Divination: spiders, crabs and other technologies of choice

Professor David Zeitlyn

a divinatory result

A divinatory result

From African spider divination to wider theories of the future and decisions making

Decision making is a human universal. Technologies are often deployed to help people as they make up their minds to action. I have been studying Mambila spider divination for more than thirty years. This has given me a perspective on different ways to think about decision making and the future. I am also concerned to document how people actually use divination rather than general theoretical statements about how it works. So I have become interested in the sociology of the questions asked and the answers given and in the fascinating issue of what happened next.

 

African Photography

I have been working on images taken by Cameroonian studio photographers for some time now. I am interested in topics such as photo albums and how these can be used as the basis for family history, in the distribution networks of the raw materials, the chemicals, film and paper used in old style photography.

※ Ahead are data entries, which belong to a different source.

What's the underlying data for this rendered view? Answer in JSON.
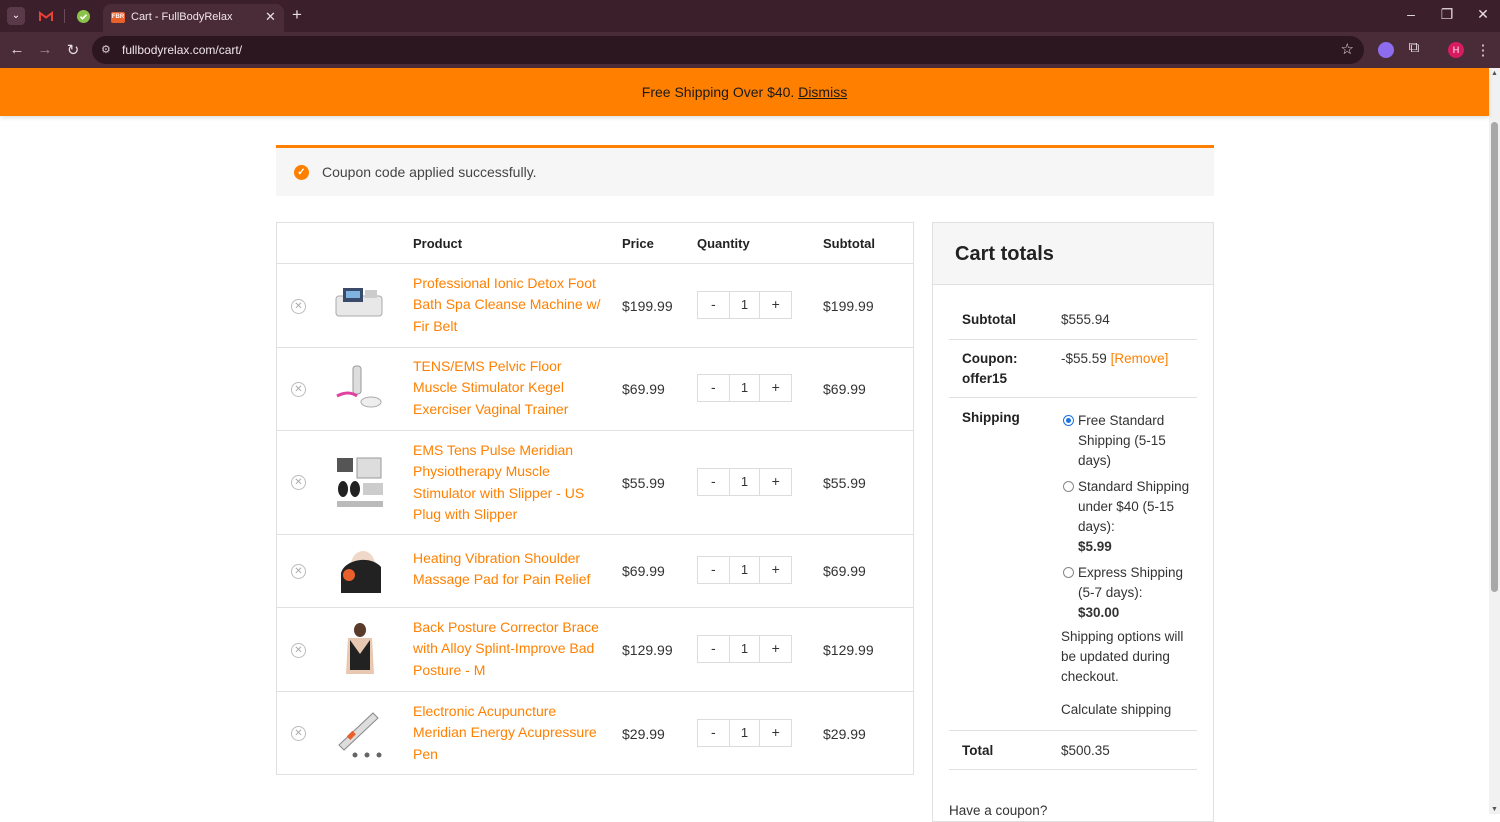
{
  "browser": {
    "tab_title": "Cart - FullBodyRelax",
    "tab_favicon_text": "FBR",
    "url": "fullbodyrelax.com/cart/",
    "profile_initial": "H"
  },
  "banner": {
    "text": "Free Shipping Over $40.",
    "dismiss_label": "Dismiss"
  },
  "notice": {
    "message": "Coupon code applied successfully."
  },
  "cart": {
    "headers": {
      "product": "Product",
      "price": "Price",
      "quantity": "Quantity",
      "subtotal": "Subtotal"
    },
    "items": [
      {
        "name": "Professional Ionic Detox Foot Bath Spa Cleanse Machine w/ Fir Belt",
        "price": "$199.99",
        "qty": "1",
        "subtotal": "$199.99"
      },
      {
        "name": "TENS/EMS Pelvic Floor Muscle Stimulator Kegel Exerciser Vaginal Trainer",
        "price": "$69.99",
        "qty": "1",
        "subtotal": "$69.99"
      },
      {
        "name": "EMS Tens Pulse Meridian Physiotherapy Muscle Stimulator with Slipper - US Plug with Slipper",
        "price": "$55.99",
        "qty": "1",
        "subtotal": "$55.99"
      },
      {
        "name": "Heating Vibration Shoulder Massage Pad for Pain Relief",
        "price": "$69.99",
        "qty": "1",
        "subtotal": "$69.99"
      },
      {
        "name": "Back Posture Corrector Brace with Alloy Splint-Improve Bad Posture - M",
        "price": "$129.99",
        "qty": "1",
        "subtotal": "$129.99"
      },
      {
        "name": "Electronic Acupuncture Meridian Energy Acupressure Pen",
        "price": "$29.99",
        "qty": "1",
        "subtotal": "$29.99"
      }
    ],
    "minus": "-",
    "plus": "+"
  },
  "totals": {
    "title": "Cart totals",
    "subtotal_label": "Subtotal",
    "subtotal_value": "$555.94",
    "coupon_label": "Coupon: offer15",
    "coupon_value": "-$55.59",
    "coupon_remove": "[Remove]",
    "shipping_label": "Shipping",
    "shipping_options": [
      {
        "label": "Free Standard Shipping (5-15 days)",
        "price": "",
        "selected": true
      },
      {
        "label": "Standard Shipping under $40 (5-15 days):",
        "price": "$5.99",
        "selected": false
      },
      {
        "label": "Express Shipping (5-7 days):",
        "price": "$30.00",
        "selected": false
      }
    ],
    "shipping_note": "Shipping options will be updated during checkout.",
    "calculate_shipping": "Calculate shipping",
    "total_label": "Total",
    "total_value": "$500.35",
    "have_coupon": "Have a coupon?"
  },
  "colors": {
    "accent": "#ff8000",
    "chrome_dark": "#3b1f2b",
    "chrome": "#4a2c38"
  }
}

I have also got involved in wider issues of trying to estimate the numbers of photographers working at different periods in time so adding a more historical perspective to the study of African Photography.

 

African Sociolinguistics

jacques toussele in his studio

Jacques Toussele in his studio

With the Canadian linguist Bruce Connell and various research students  I have undertaken several pieces of research on endangered languages on the Nigerian Cameroon borderlands. We are currently working with a local team in Somié to compile a dictionary of Ba Mambila (which I hasten to add is not endangered). I continue to be interested in ways in which linguistic research methods can be used to document topics of mainstream anthropological interest such kinship and power networks.

 

From social history to regional histories

Collaborations with linguists, archaeologists and genetic historians have opened larger timescales than usually considered by anthropologists.  The pattern of distribution of the Mambiloid languages raises questions about how they have got there, and how long ago. Some of the tentative answers are interestingly at odds with local accounts of ethnogenesis.